My maths coursework is due in tomorrow and I got told today that it has to include standard deviation and Spearman's Rank of Coefficiancy (or something like that). Now, I know how to do standard deviation but I have NO idea what it means or shows, and I have absolutely no idea what the rank thing is or how to do it.

PLEASE somebody understand what I'm going on about and help me...if I don't hand this in tomorrow I lose 25% of my final Statistics GCSE mark.

Poison Ivy
11th April 2005, 05:49 PM
here you go! this might help!

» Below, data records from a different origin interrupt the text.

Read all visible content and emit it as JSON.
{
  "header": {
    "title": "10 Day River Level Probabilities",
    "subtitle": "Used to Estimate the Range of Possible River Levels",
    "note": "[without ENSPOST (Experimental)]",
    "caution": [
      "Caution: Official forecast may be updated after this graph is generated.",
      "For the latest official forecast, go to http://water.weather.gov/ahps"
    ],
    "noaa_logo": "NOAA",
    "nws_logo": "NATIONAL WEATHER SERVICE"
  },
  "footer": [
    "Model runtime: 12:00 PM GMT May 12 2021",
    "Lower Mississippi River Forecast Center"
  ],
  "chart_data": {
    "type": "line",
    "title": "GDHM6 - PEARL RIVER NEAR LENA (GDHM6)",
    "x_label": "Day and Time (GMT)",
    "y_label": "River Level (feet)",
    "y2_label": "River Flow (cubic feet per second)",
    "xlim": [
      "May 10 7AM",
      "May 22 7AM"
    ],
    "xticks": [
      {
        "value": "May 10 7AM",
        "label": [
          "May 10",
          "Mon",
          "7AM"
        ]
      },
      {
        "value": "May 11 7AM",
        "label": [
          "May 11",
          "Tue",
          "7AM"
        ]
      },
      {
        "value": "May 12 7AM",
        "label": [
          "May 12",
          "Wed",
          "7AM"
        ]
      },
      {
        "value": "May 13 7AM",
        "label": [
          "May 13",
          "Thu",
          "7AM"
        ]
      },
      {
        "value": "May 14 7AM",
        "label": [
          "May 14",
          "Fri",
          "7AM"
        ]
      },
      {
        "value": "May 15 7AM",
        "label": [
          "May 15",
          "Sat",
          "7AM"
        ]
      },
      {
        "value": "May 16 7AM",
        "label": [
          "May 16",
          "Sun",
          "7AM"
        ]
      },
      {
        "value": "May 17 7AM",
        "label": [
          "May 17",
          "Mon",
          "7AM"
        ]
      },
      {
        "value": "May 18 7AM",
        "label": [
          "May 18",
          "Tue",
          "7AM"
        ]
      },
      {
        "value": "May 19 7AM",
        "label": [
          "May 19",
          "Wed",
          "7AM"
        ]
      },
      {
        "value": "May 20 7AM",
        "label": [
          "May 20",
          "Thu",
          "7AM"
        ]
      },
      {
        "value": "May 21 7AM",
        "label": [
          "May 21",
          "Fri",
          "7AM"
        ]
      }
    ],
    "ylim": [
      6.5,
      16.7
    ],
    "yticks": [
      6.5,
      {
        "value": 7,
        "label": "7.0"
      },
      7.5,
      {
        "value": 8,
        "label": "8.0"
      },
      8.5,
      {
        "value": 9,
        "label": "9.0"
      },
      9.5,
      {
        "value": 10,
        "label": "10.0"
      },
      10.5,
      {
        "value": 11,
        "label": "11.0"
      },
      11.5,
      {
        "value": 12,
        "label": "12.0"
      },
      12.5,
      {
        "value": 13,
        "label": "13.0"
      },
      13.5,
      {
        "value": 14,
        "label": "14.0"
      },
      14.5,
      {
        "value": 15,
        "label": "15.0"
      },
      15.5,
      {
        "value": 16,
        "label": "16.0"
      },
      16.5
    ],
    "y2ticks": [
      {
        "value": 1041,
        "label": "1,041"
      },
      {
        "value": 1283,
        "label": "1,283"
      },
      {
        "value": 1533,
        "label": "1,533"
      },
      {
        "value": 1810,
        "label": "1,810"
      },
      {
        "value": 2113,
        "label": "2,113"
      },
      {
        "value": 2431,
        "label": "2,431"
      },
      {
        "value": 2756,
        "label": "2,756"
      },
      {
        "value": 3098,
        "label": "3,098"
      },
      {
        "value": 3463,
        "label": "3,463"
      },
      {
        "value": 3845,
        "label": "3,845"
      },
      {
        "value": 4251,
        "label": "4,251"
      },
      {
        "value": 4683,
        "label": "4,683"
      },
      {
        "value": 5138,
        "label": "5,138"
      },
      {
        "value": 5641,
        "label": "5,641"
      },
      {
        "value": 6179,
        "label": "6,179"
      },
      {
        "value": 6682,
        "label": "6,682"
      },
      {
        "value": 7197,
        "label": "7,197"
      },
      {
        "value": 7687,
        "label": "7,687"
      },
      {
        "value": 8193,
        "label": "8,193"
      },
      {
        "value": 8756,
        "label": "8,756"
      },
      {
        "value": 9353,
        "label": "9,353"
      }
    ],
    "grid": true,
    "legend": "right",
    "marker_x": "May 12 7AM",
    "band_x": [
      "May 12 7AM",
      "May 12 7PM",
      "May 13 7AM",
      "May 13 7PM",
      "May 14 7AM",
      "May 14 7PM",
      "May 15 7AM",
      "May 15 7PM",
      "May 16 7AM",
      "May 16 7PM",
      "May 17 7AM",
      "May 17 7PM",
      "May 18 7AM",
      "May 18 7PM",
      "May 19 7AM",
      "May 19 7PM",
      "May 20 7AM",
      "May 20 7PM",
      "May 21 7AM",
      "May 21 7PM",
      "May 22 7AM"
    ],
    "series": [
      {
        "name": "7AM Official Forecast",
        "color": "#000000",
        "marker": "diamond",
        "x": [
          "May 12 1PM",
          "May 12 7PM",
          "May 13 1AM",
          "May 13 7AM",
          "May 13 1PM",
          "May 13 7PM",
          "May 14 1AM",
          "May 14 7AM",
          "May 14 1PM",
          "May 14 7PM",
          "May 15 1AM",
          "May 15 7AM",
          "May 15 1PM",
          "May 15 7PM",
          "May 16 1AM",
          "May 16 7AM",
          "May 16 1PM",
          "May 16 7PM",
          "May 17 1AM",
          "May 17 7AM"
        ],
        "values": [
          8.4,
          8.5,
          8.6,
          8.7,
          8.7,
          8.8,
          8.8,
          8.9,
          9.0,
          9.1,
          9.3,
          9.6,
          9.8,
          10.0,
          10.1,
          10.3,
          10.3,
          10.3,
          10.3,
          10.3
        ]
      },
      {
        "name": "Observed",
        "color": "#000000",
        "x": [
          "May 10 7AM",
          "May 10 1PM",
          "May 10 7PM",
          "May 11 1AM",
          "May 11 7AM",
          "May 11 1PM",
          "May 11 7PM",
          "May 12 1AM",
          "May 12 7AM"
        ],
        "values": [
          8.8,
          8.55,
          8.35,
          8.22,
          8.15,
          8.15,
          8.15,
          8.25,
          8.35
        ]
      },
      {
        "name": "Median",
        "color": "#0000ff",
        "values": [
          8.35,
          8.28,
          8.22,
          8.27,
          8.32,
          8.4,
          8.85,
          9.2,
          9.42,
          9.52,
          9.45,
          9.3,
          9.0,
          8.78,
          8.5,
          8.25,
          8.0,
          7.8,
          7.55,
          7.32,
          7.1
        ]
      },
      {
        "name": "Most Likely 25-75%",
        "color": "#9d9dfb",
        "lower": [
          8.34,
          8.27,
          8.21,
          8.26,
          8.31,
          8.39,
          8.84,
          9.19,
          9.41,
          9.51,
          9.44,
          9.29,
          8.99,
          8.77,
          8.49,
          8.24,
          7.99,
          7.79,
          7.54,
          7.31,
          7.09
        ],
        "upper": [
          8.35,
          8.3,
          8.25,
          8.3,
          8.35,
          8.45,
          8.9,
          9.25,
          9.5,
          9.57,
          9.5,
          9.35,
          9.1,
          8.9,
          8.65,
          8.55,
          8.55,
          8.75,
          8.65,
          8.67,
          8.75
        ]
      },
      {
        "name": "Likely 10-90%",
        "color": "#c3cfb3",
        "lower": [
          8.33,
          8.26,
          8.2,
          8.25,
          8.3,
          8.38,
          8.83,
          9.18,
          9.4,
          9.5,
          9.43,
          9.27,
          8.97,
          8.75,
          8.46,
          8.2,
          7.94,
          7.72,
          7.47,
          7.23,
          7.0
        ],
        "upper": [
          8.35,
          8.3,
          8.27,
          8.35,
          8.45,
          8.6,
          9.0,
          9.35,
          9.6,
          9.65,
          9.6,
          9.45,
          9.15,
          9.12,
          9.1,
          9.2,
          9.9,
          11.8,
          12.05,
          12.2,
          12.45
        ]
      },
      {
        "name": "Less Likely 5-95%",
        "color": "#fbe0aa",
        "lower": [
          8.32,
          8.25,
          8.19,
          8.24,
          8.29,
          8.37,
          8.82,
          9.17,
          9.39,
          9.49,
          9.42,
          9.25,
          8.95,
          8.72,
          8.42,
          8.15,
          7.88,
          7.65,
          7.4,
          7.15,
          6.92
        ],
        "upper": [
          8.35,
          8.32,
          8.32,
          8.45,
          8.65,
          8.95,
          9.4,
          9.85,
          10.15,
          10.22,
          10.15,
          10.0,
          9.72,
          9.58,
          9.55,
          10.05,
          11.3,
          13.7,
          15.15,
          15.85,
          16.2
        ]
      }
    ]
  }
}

I'm afraid I can't remember any of that stuff, I dropped maths and forgot everything as soon as I could!!! good luck!

http://www.bbc.co.uk/schools/gcsebitesize/maths/

Claire
11th April 2005, 05:54 PM
I can give you a rough clue about what Standard Deviation means....

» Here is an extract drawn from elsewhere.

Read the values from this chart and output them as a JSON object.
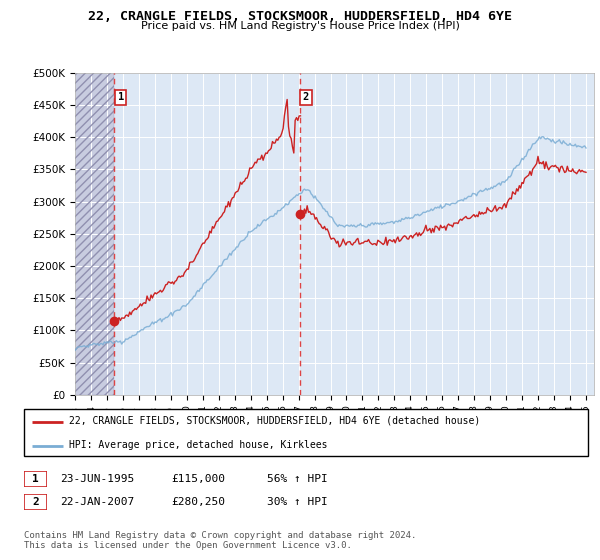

Pretend you have to work out the mean of a group of figures - let's imagine that the mean is 100.

You could get a mean of 100 from a group of numbers that were all very close to 100 - eg 98, 100, and 102 would give you a mean of 100.

Or - you could get a mean of 100 from some much more widely spread numbers - maybe 3, 100 and 197.

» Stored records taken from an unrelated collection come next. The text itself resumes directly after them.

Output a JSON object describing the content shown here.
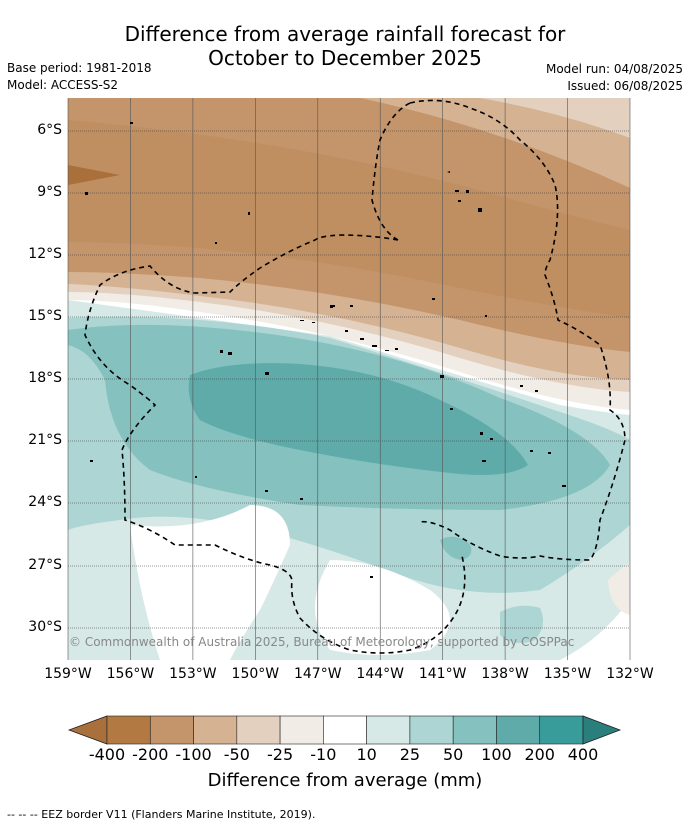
{
  "title_line1": "Difference from average rainfall forecast for",
  "title_line2": "October to December 2025",
  "meta_left": {
    "base_period": "Base period: 1981-2018",
    "model": "Model: ACCESS-S2"
  },
  "meta_right": {
    "model_run": "Model run: 04/08/2025",
    "issued": "Issued: 06/08/2025"
  },
  "copyright": "© Commonwealth of Australia 2025, Bureau of Meteorology, supported by COSPPac",
  "lat_labels": [
    "6°S",
    "9°S",
    "12°S",
    "15°S",
    "18°S",
    "21°S",
    "24°S",
    "27°S",
    "30°S"
  ],
  "lon_labels": [
    "159°W",
    "156°W",
    "153°W",
    "150°W",
    "147°W",
    "144°W",
    "141°W",
    "138°W",
    "135°W",
    "132°W"
  ],
  "colorbar": {
    "ticks": [
      "-400",
      "-200",
      "-100",
      "-50",
      "-25",
      "-10",
      "10",
      "25",
      "50",
      "100",
      "200",
      "400"
    ],
    "colors": [
      "#a9703c",
      "#b27a42",
      "#c4946a",
      "#d4b292",
      "#e4d0be",
      "#f1ece6",
      "#ffffff",
      "#d6e9e7",
      "#acd5d3",
      "#84c1bf",
      "#5eaba9",
      "#389d9a",
      "#2a7f7c"
    ],
    "title": "Difference from average (mm)"
  },
  "footer": "-- -- -- EEZ border V11 (Flanders Marine Institute, 2019)."
}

When you calculate a mean, the standard deviation gives you a measure of whether the numbers you used were widely spread out, or all clustered together close to the mean. A small SD means a narrow spread and a larger one means the numbers are much more spread out.

Hope that gets you started. I seem to think Fiona_1984 was doing a maths degree, (or that maths was a part of her degree at least) so hopefully she will wander by and be able to help a bit more!

Harriet
11th April 2005, 06:00 PM
Thanks for the help :)
Ok, well for one of my questions my mean is 11-15 (it's grouped data) and the standard deviation is 32.4......does that make sense? That number just looks completely random, and I'm sure I've done all the calculations right........

*Confused*

Royal Rother
11th April 2005, 08:41 PM
Give us the whole question Harriet.

Harriet
11th April 2005, 08:43 PM
Never mind, have completely given up on the whole thing. This is what I put in and hoped for the best.

The standard deviation for the Year 7 is 32.4, and for Year 10 it is 16.51. Theoretically, this should mean that the Year 7 data is more widely spread, however my box and whisker plots show that the Year 10 data is more widely spread. I double checked all my calculations and cannot see what went wrong.

And of course rambled on a lot more like I know what's going on....and drew a compicated diagram and labeled everything so it looks all impressive.

Opal
12th April 2005, 04:46 PM
Sorry - didn't find this before or I would have helped! As far as I remember from GCSE courseworks you get a lot of credit for workings - it's not all about getting the right answer. So I'm guessing if you went wrong somewhere but when you double checked you got the same wrong answer you probably only made one error. Also most exam boards do ECF (error carried forward) so you'll still get credit for the stuff you did after that error if your method is right!